Avverso l'ordinanza il condannato personalmente propone ricorso per cassazione per erronea interpretazione dell'art. 175, comma 2 bis in relazione all'art. 583 cod. proc. pen.: il giudice dell'esecuzione ai fini del computo del termine di decadenza per la presentazione dell'istanza previsto dall'art. 175 cod. proc. pen. doveva avere riguardo alla data di invio della richiesta a mezzo di lettera raccomandata e non a quella di ricezione di essa da parte dell'Ufficio.
CONSIDERATO IN DIRITTO
Il ricorso è infondato.
L'art. 175 c.p.p., comma 2 bis, il quale stabilisce che l'istanza di restituzione nel termine deve essere "presentata" all'ufficio giudiziario competente nel termine di trenta giorni, non contiene alcun richiamo alla facoltà di spedizione dell'atto a mezzo di raccomandata, riservata dall'art. 583 cod. proc. pen. agli atti di impugnazione, ed estesa da specifiche norme processuali ad altri mezzi di gravame, quali la richiesta di riesame contro le misure cautelari personali (art. 309 cod. proc. pen., comma 4 che richiama gli artt.582 e 583) o le misure cautelari reali (art. 324 c.p.p., comma 2 che richiama l'art. 582 cod. proc. pen., nella interpretazione data da Sez. U, n. 230 del 20/12/2007 - dep. 07/01/2008, Normanno, Rv. 237861); ne' può affermarsi l'applicabilità dell'art. 583 cod. proc. pen. comprendendo nella categoria degli atti di impugnazione anche la richiesta di restituzione nel termine, trattandosi di rimedio processuale privo della connotazione propria dell'impugnazione, consistente nella richiesta di riforma di un provvedimento giudiziario rivolta ad un giudice diverso da quello che ha emesso il provvedimento impugnato.
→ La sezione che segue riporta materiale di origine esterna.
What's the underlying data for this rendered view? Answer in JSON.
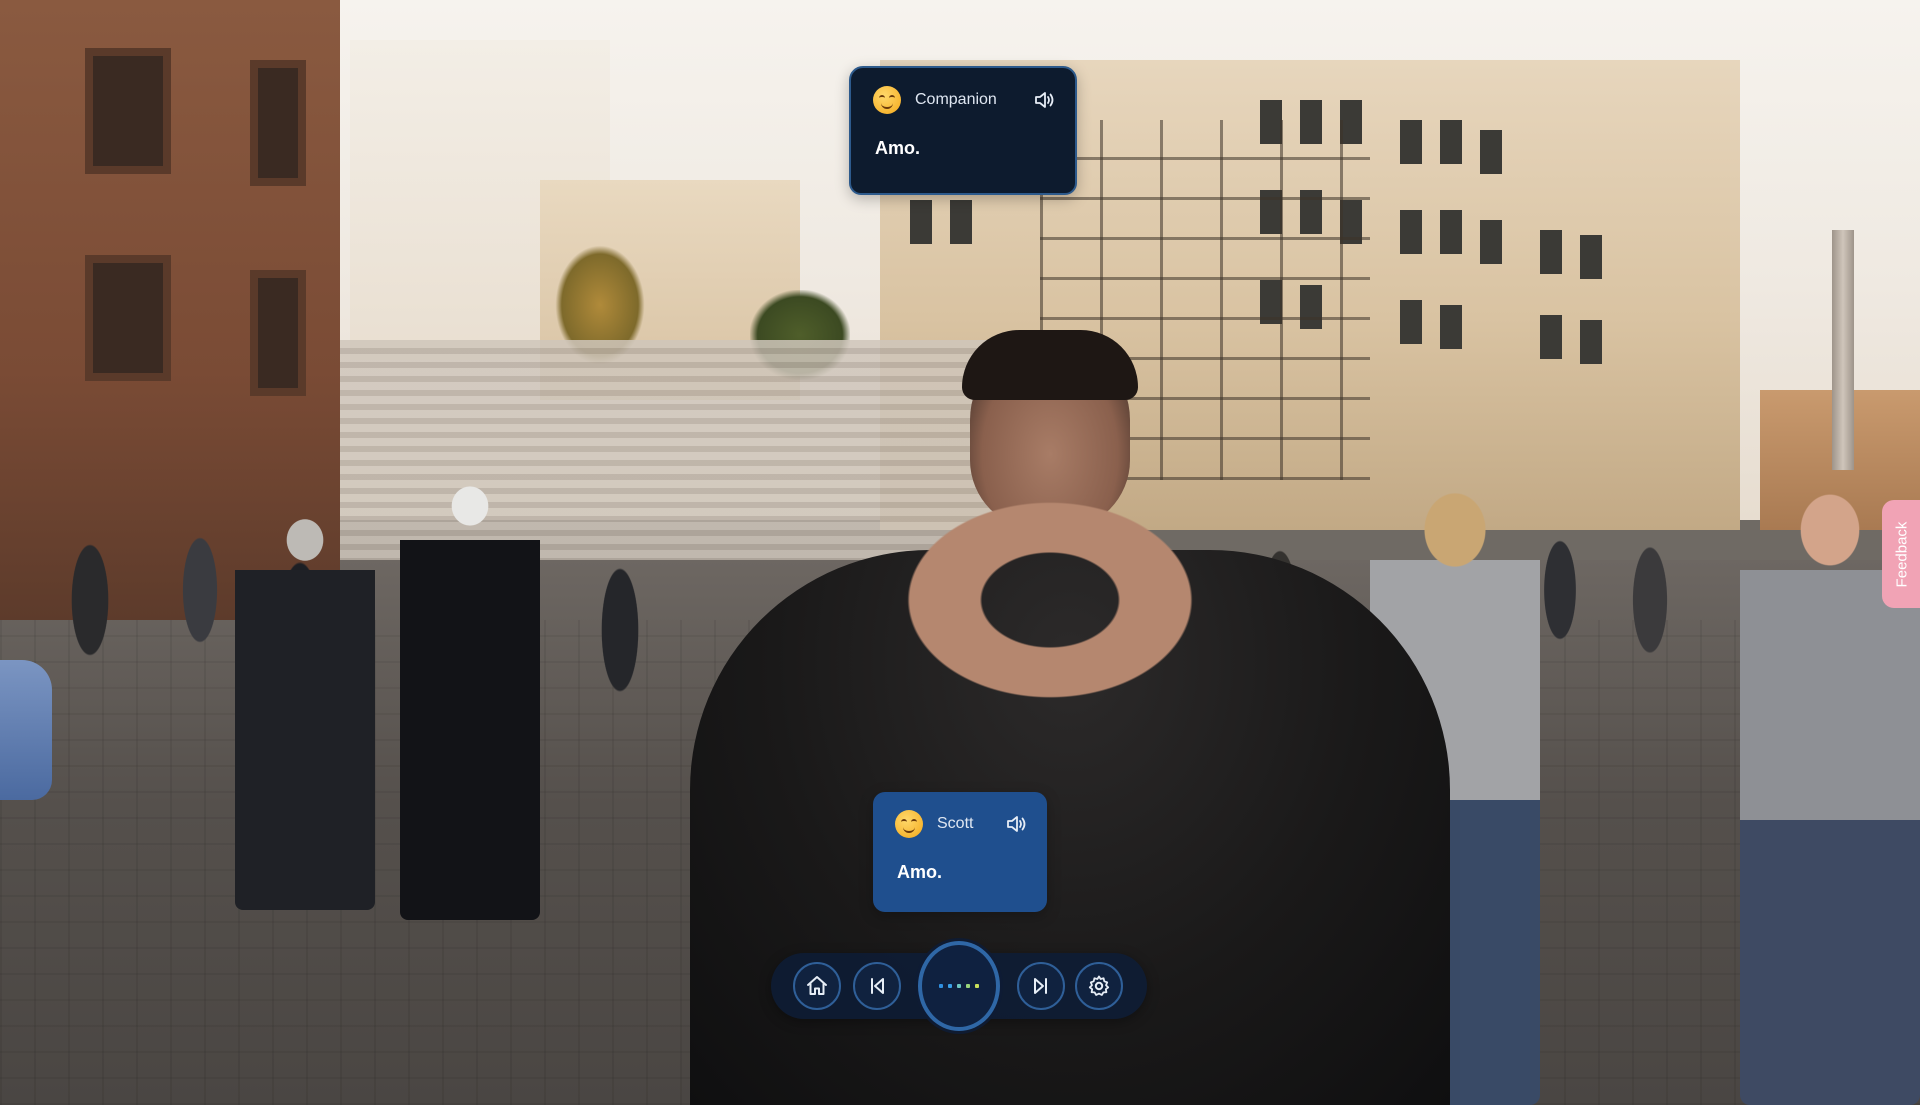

Per tali ragioni si deve concludere che, ai fini di verifica della tempestività della richiesta di restituzione nel termine a norma dell'art. 175 c.p.p., comma 2 bis, non è applicabile la disposizione prevista dall'art. 583 c.p.p., comma 2 che individua la data di proposizione dell'impugnazione in quella di spedizione della raccomandata (in senso conforme Sez. 2, n. 35339 del 13/06/2007, Bari, Rv. 237759; Sez. 1, n. 25185 del 17/02/2009, Ben Kassi, Rv. 243808, secondo cui la decadenza di cui all'art. 175 c.p.p., comma 2 bis opera con riguardo alla data di ricezione della richiesta da parte dell'Ufficio e non a quella di invio dell'atto da parte dell'interessato).
A norma dell'art. 616 cod. proc. pen. il ricorrente deve essere condannato al pagamento delle spese processuali.
P.Q.M.
Rigetta il ricorso e condanna il ricorrente al pagamento delle spese processuali.
Così deciso in Roma, il 20 gennaio 2014.